The Chinese government made the surprise announcement last week that it will stop building coal-fired power stations abroad, a decision that could put it in the good books of the increasingly eco-conscious European Union.
The pledge was made by Chinese President Xi Jinping in a pre-recorded address to the UN General Assembly, although he gave few details and questions remain whether he meant China will cease financing coal plants overseas or merely stop building them, a far less impressive pledge.
South Korea and Japan said earlier this year that they would stop funding coal-fired power plants abroad. Together with China the three Asian countries account for 95% of all foreign financing for coal-fired power plants worldwide, according to a report by Georgetown University.
In the past, Beijing had pledged to cease coal production by 2030 but last year it brought on line 38.4 gigawatts of new coal-fired power domestically, three times as much as the rest of the world.
Beijing's seemingly eco-conscious pledge could mend some bridges between China and the EU, say analysts. Relations have worsened since early 2020 over China's human rights record, its actions during the early stages of the COVID-19 pandemic and its increasingly assertive foreign policy objectives.
Tensions came to a head in March this year when the EU imposed economic sanctions on four Chinese officials in Xinjiang province, where communist authorities are accused of mass human rights abuses against the Uyghur Muslim population.
Hours later, Beijing responded by sanctioning several European politicians and regional think tanks.
In the aftermath, the European Commission halted ratification of an investment pact the EU had controversially agreed with China last December.
"Since the collapse of the EU-China investment agreement earlier this year, European officials have been searching desperately for ways to re-engage with Beijing," said Noah Barkin, a Europe-China expert at US research group Rhodium.
"Xi's coal pledge will reinforce the view that climate is an area where cooperation is still possible," he added.
However, it remains unclear whether China has pledged to stop funding the construction of coal-fired power stations abroad or merely to stop building them overseas.
Zhao Lijian, a spokesman for the Chinese Foreign Ministry, dodged the question at a press conference last week, directing reporters to the statement made by President Xi that Beijing "will not build new coal-fired power projects abroad."

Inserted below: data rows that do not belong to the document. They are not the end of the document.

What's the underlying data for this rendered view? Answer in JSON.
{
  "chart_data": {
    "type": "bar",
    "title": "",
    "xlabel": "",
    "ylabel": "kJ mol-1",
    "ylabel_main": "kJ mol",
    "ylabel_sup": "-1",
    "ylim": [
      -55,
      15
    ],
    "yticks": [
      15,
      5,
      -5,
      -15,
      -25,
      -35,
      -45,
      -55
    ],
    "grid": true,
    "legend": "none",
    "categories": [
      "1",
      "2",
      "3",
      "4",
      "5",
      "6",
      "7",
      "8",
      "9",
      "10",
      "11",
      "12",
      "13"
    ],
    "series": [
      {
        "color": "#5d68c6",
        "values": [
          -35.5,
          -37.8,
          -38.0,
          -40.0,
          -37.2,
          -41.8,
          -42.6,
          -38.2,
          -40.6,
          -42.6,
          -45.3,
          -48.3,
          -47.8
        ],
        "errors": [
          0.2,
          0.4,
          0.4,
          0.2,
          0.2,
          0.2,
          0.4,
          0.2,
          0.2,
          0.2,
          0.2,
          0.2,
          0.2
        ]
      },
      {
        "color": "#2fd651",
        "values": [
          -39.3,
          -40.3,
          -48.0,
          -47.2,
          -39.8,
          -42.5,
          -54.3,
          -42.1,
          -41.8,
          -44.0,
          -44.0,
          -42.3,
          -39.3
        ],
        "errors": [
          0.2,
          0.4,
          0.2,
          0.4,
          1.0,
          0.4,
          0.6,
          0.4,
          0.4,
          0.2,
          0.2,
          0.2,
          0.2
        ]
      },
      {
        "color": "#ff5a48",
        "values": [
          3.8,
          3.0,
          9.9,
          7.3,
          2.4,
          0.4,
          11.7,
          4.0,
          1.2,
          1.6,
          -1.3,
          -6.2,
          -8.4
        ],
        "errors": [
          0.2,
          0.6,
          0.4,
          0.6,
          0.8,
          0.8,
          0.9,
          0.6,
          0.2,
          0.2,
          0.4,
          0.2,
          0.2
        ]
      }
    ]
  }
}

But comments made by senior EU officials would suggest they reckon Xi meant funding. "Excellent news... that China joins EU and others to end financing of coal abroad," European Commission Vice President Frans Timmermans tweeted on September 22.
China's impact on environment is a 'low-hanging fruit'
Still, it's not clear what Beijing's announcement means for EU-China relations.
"The devil is in the details," said Bonnie Glaser, Asia Program director at the German Marshall Fund. If China did stop its financing of coal-fired power plants via its Belt and Road Initiative, a multibillion-dollar global investment plan, it "will be welcomed" by the EU, Glaser said.
"But it won't remove European concerns about many other issues such as China's human rights and predatory trade policies," she added.
The move might improve Beijing's image among the European public, though. China's impact on the global environment is one of the issues most negatively perceived by ordinary Europeans, whose opinion of China has also worsened since early 2020, according to a survey of public opinion by Sinophone Borderlands, a project at Palacky University Olomouc in the Czech Republic.
Richard Q. Turcsanyi, who is the lead researcher of the survey published this year, described China's pledge as a tactical and clever move.
"There are many other aspects of China's interactions with the EU that are perceived negatively, such as human rights and governance. Obviously, the Chinese Communist Party (CCP) doesn't want to address those things," he said.
However, China's impact on the global environment is a "low-hanging fruit" that doesn't impact the political standing of the CCP at home but has the potential to improve its reputation abroad, he added.
Rising environmental demands
The EU is increasingly upping its environmental demands not only for its own regional agenda but also for its cooperation with the rest of the world.
Funds to member states now have more conditions on green policies, while the EU is also considering revising its global trade privilege scheme for developing countries in 2024 to attach conditions on climate action.
"The timing, in the midst of new strains in the trans-Atlantic relationship over the Australian submarine deal, was impeccable from Beijing's point of view," Barkin said, referring to the new alliance between the US, UK and Australia announced this month that has sown divisions between European countries and the US.
"The climate is likely to become a growing source of friction between China, Europe and the United States as the competition over green technologies heats up," he underlined.